Plaintiff's expert also declared that the emergency department physician should have performed a CT scan that would have revealed the diagnosis. A CT scan of the abdomen with contrast is said to be highly specific for the diagnosis of appendicitis. A CT scan also produces radiation, and a significant amount of it directed at the body of a 16-year-old. The medical and lay presses are filled with articles about the overuse of radiological tests and the resultant exposure to radiation after being subjected to multiple tests. There is also the reality of the time, effort, and resources of CT scans and other advanced testing. Physicians make educated assessments based on the information then available and, based on their differential diagnoses, decide to scan or not.

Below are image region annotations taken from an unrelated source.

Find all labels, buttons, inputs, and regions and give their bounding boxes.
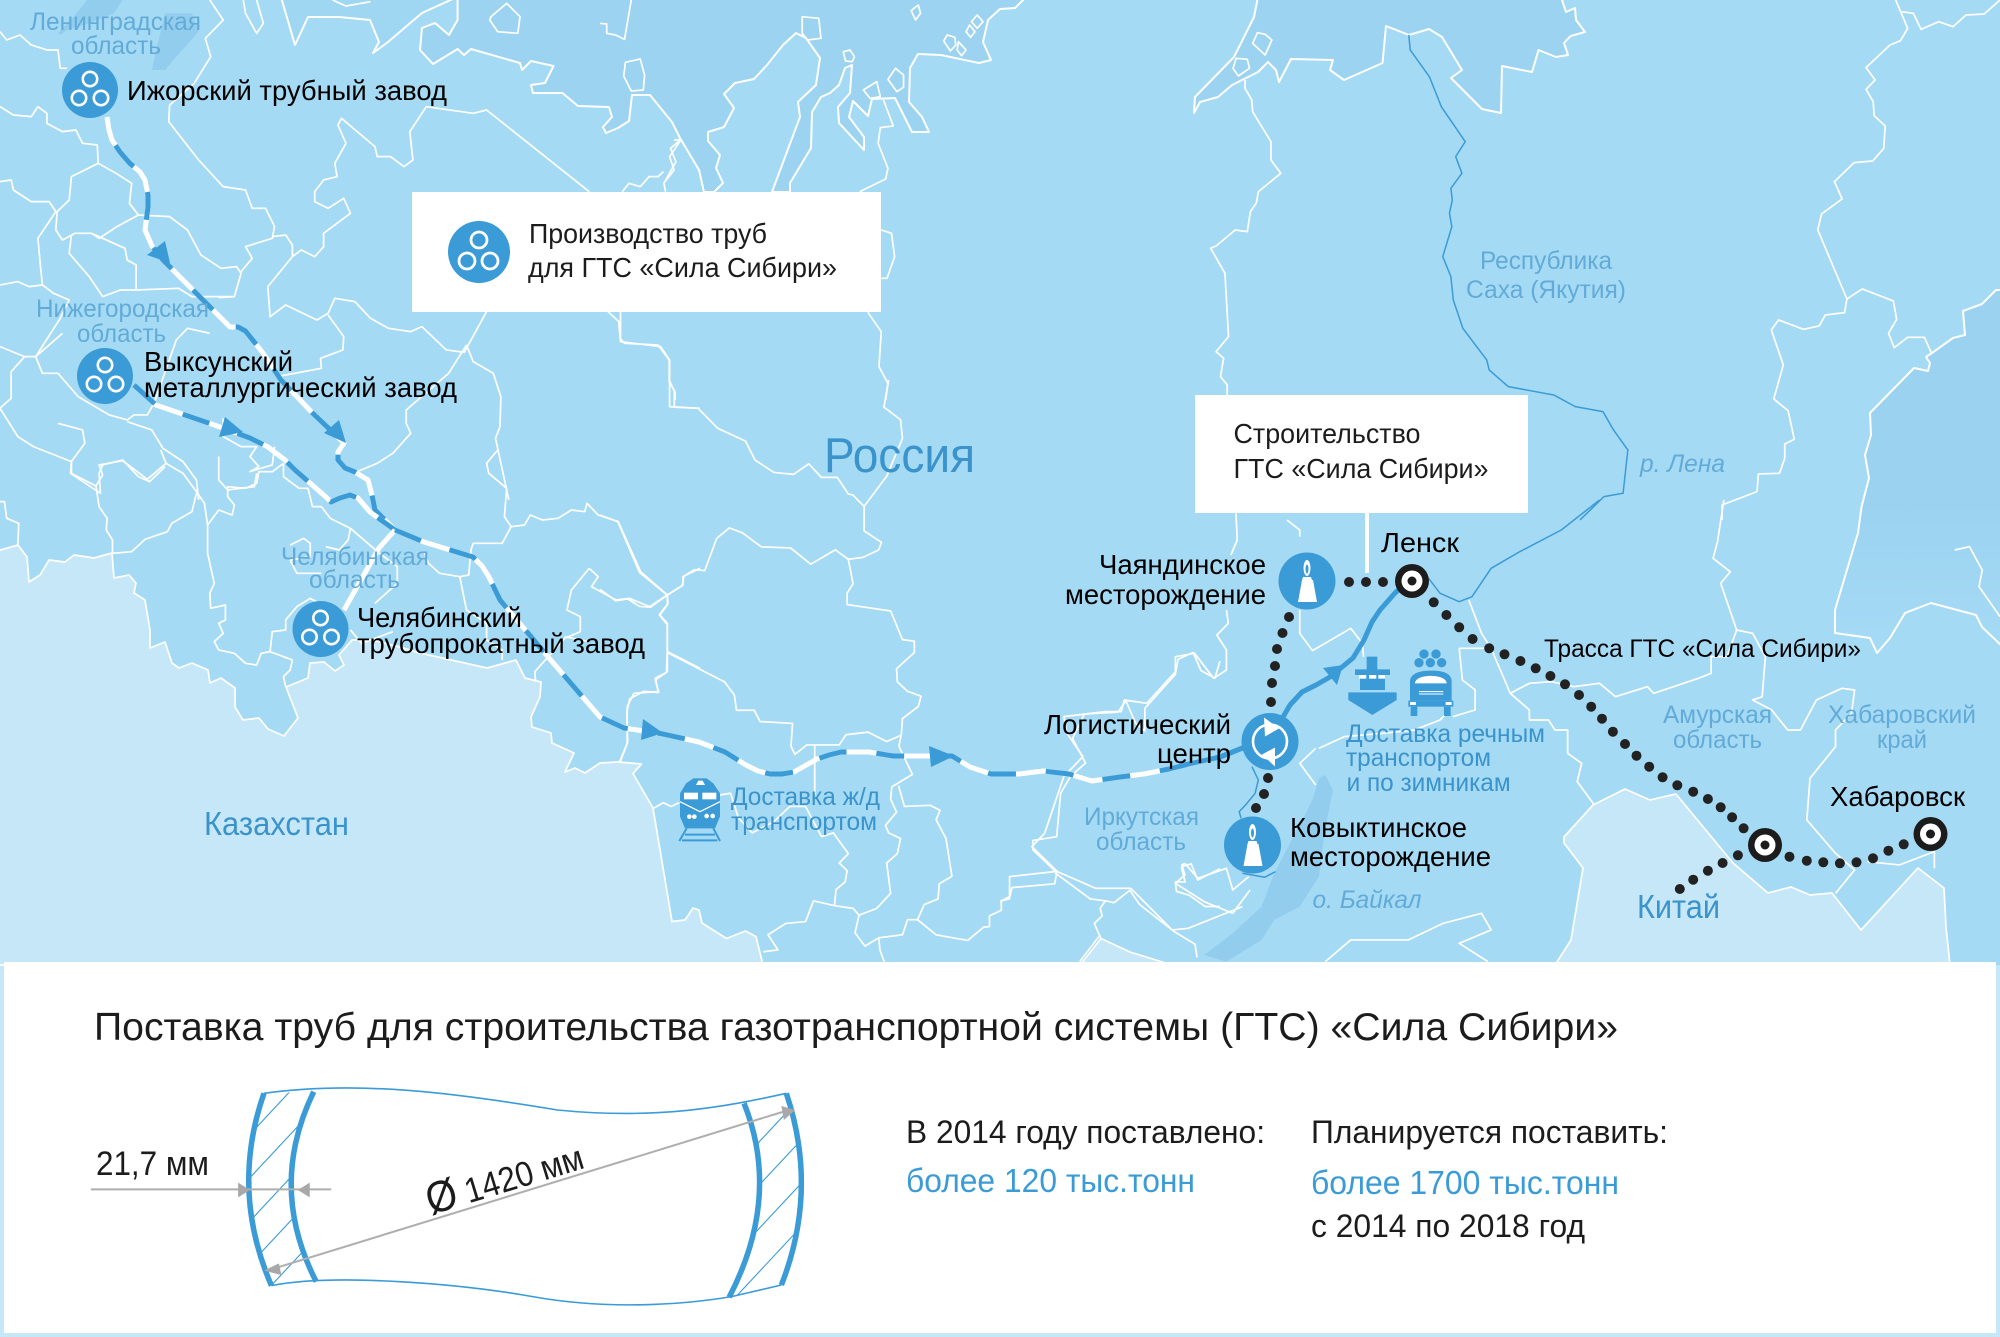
label: logistics centre: Логистический [1044, 709, 1231, 740]
label: Chelyabinsk pipe plant: трубопрокатный завод [357, 628, 645, 659]
label: lake Baikal: о. Байкал [1312, 886, 1422, 914]
label: river and winter road delivery: транспортом [1346, 744, 1491, 772]
label: rail delivery: транспортом [731, 808, 877, 836]
gas pipeline route dots [1251, 577, 1909, 894]
panel heading: Поставка труб для строительства газотранспортной системы (ГТС) «Сила Сибири» [94, 1006, 1618, 1049]
panel: pipe supply [4, 962, 1996, 1337]
stat: planned deliveries [1311, 1114, 1668, 1244]
label: Chayanda field: месторождение [1065, 579, 1266, 610]
icon: logistics centre [1242, 713, 1298, 770]
pipe cross-section diagram: Ø 1420 мм [420, 1130, 589, 1225]
label: rail delivery: Доставка ж/д [731, 783, 880, 811]
seas [281, 0, 2000, 653]
label: Vyksa steel works: металлургический завод [144, 372, 457, 403]
stat: delivered in 2014: В 2014 году поставлено: [906, 1114, 1265, 1150]
label: Kazakhstan: Казахстан [204, 805, 349, 842]
label: Leningrad region: область [71, 32, 161, 60]
label: Khabarovsk territory [1828, 701, 1976, 754]
route arrows [147, 241, 954, 767]
label: river and winter road delivery: и по зимникам [1347, 769, 1511, 797]
label: Khabarovsk territory: Хабаровский [1828, 701, 1976, 729]
label: pipeline route: Трасса ГТС «Сила Сибири» [1544, 635, 1861, 663]
label: Kovykta field: Ковыктинское [1290, 812, 1467, 843]
label: Chelyabinsk region [281, 543, 429, 594]
label: Chelyabinsk region: область [309, 566, 400, 594]
callout: pipeline construction: ГТС «Сила Сибири» [1234, 453, 1488, 484]
label: Leningrad region: Ленинградская [30, 8, 201, 36]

It would simply not be possible in a busy emergency department for every patient with a pain in the head, chest, or abdomen to receive a CT scan.
Our physician and her experts in this case took the position that the leukocytosis was not high enough to be concerning and that burst appendix generally will show itself in 24-48 hours, not six days, a seemingly reasonable statement. Unfortunately what might appear reasonable to a trained physician might not seem reasonable to members of a lay jury. The argument that the pain was "in the wrong area for appendicitis" is difficult to sell when the patient ultimately was diagnosed with that malady. The timing element has scientific merit. Perhaps the teen-ager did not have appendicitis upon the emergency department presentation, perhaps this case was an unusual one, or perhaps the appendix burst earlier than six days after the emergency department visit. Members of the jury viewing a case such as this one start out with the knowledge that the patient ultimately did have appendicitis. They, too, have the benefit of hindsight, and they typically find it difficult to reconcile the facts with the physician's thought process.
What this means to you is, essentially, some cases are difficult to defend for reasons that might not relate directly to the medicine. Most emergency department physicians with substantial experience will be able to relate cases such as this one over their careers. Sometimes the differential or final diagnosis that appeared reasonable at the time might turn out to be wrong. Unlike the doctor at the time of the encounter, the jury knows how the story turned out, and it simply might not be possible to dissuade them from believing the doctor should have made the diagnosis. It is tempting to blame the child or the parents by questioning why it took them six days to meet with another doctor.
Regardless, this case is one of those situations in which nothing was done wrong, but solely the outcome will dictate the result of the litigation.
Reference
Case No. 350597/08, Supreme Court of New York, Bronx County, NY.